Dutta also likes to emphasise that no one is anti-development by default. Coverage of protests and court cases can contribute to a sense that farmers will oppose anything near them, and environmentalists would like all industrial activity to stop, but that is far from the case, he says. No more than 1% of the lakhs of projects cleared at the central and state levels in India each year meet with public objection. A fraction of those makes it to the courts. And of the cases that make it to the courts, quite a few are settled in favour of the industrial project.

“We realised that to actually make an impact, we would need to scale up and make peace with losing,” Dutta says. “When we started, we’d file about 50 cases a year and lose most of them on a technicality — either the case was filed too late, or the petitioner didn’t qualify as an aggrieved party.”

But the few cases that are won help set precedents to bring about meaningful change.
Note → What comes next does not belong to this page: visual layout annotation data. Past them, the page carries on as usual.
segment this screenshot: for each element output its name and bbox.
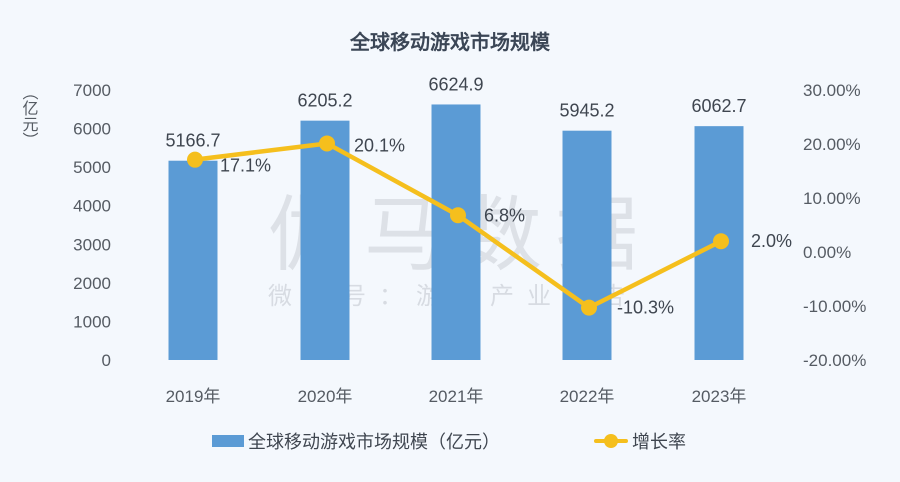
growth-rate-marker[interactable] <box>581 299 597 316</box>
left-axis-tick-label: 2000 <box>73 274 111 293</box>
bar-value-label: 5166.7 <box>165 131 220 151</box>
right-axis-tick-label: 10.00% <box>803 189 861 208</box>
bar-data-labels: 5166.7 6205.2 6624.9 5945.2 6062.7 <box>165 74 746 150</box>
left-y-axis: 0 1000 2000 3000 4000 5000 6000 7000 <box>73 81 111 370</box>
y-axis-unit-label: （亿元） <box>19 84 39 151</box>
line-series <box>187 135 729 316</box>
bar-swatch-icon <box>212 435 244 447</box>
bar[interactable] <box>168 160 218 360</box>
growth-rate-label: 2.0% <box>751 231 792 251</box>
bar-value-label: 6062.7 <box>691 96 746 116</box>
right-axis-tick-label: 30.00% <box>803 81 861 100</box>
bar-value-label: 5945.2 <box>559 101 614 121</box>
bar[interactable] <box>300 120 350 360</box>
growth-rate-marker[interactable] <box>450 207 466 224</box>
growth-rate-label: 20.1% <box>354 135 405 155</box>
right-axis-tick-label: 0.00% <box>803 243 851 262</box>
x-axis: 2019年 2020年 2021年 2022年 2023年 <box>166 387 747 406</box>
legend-item-growth-rate[interactable]: 增长率 <box>594 428 686 454</box>
growth-rate-marker[interactable] <box>319 135 335 152</box>
left-axis-tick-label: 3000 <box>73 235 111 254</box>
line-data-labels: 17.1% 20.1% 6.8% -10.3% 2.0% <box>220 135 792 317</box>
bar[interactable] <box>562 130 612 360</box>
growth-rate-label: 6.8% <box>484 205 525 225</box>
legend-item-market-size[interactable]: 全球移动游戏市场规模（亿元） <box>212 428 500 454</box>
right-axis-tick-label: -10.00% <box>803 297 866 316</box>
right-y-axis: -20.00% -10.00% 0.00% 10.00% 20.00% 30.00% <box>803 81 866 370</box>
legend: 全球移动游戏市场规模（亿元） 增长率 <box>0 428 900 458</box>
bar-value-label: 6624.9 <box>428 74 483 94</box>
growth-rate-label: -10.3% <box>617 298 674 318</box>
x-axis-tick-label: 2023年 <box>692 387 747 406</box>
growth-rate-marker[interactable] <box>187 151 203 168</box>
legend-label-growth-rate: 增长率 <box>632 432 686 453</box>
left-axis-tick-label: 6000 <box>73 120 111 139</box>
left-axis-tick-label: 1000 <box>73 312 111 331</box>
x-axis-tick-label: 2020年 <box>298 387 353 406</box>
x-axis-tick-label: 2022年 <box>560 387 615 406</box>
growth-rate-marker[interactable] <box>713 233 729 250</box>
unit-label-text: （亿元） <box>19 84 39 148</box>
left-axis-tick-label: 0 <box>102 351 111 370</box>
growth-rate-label: 17.1% <box>220 156 271 176</box>
left-axis-tick-label: 7000 <box>73 81 111 100</box>
left-axis-tick-label: 4000 <box>73 197 111 216</box>
left-axis-tick-label: 5000 <box>73 158 111 177</box>
line-marker-swatch-icon <box>594 434 628 448</box>
right-axis-tick-label: -20.00% <box>803 351 866 370</box>
chart-title: 全球移动游戏市场规模 <box>350 30 550 54</box>
bar[interactable] <box>431 104 481 360</box>
right-axis-tick-label: 20.00% <box>803 135 861 154</box>
x-axis-tick-label: 2021年 <box>429 387 484 406</box>
bar-series <box>168 104 744 360</box>
bar-value-label: 6205.2 <box>297 91 352 111</box>
legend-label-market-size: 全球移动游戏市场规模（亿元） <box>248 432 500 453</box>
x-axis-tick-label: 2019年 <box>166 387 221 406</box>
And even when they lost, they were making an impact. “We lost the Ashapura mining case in Maharashtra because we missed a filing deadline, but it was hard for the media and government to ignore the fact that their Environment Impact Assessment report was a copy paste of a report for a Russian bauxite mine, complete with names of rivers and animals from Russia,” Choudhary says.

Increasing the volume of cases also serves another purpose: Everyone involved learns about the intricacies involved, including the judges.

Of all their achievements, Dutta says one of their greatest has been that they have found ways to put the power in the hands of the people.

Today, LIFE’s work also includes conducting training and capacity buildings workshops with local communities. In coastal regions, they teach fisherfolk about their rights under coastal regulation zone norms. “We tell them what is permissible, what is not, how to look out for a violation and where they should go if they spot one.” They work with Biodiversity Management Committees at the local level.

“I believe LIFE’s unique attribute is its emphasis on promoting what it calls ‘environmental democracy’ through its legal work,” says Souparno Banerjee, outreach director at the think tank Centre for Science and Environment. “For a nation which continues to labour under inequity at every stage, at a time when we are buffeted by multiple crises ranging from climate change to zoonosis-driven pandemics, institutions like LIFE need to be nurtured, strengthened and supported.”

As the Right Livelihood awards statement put it: LIFE was chosen for its “innovative legal work empowering communities to protect their resources in the pursuit of environmental democracy in India.”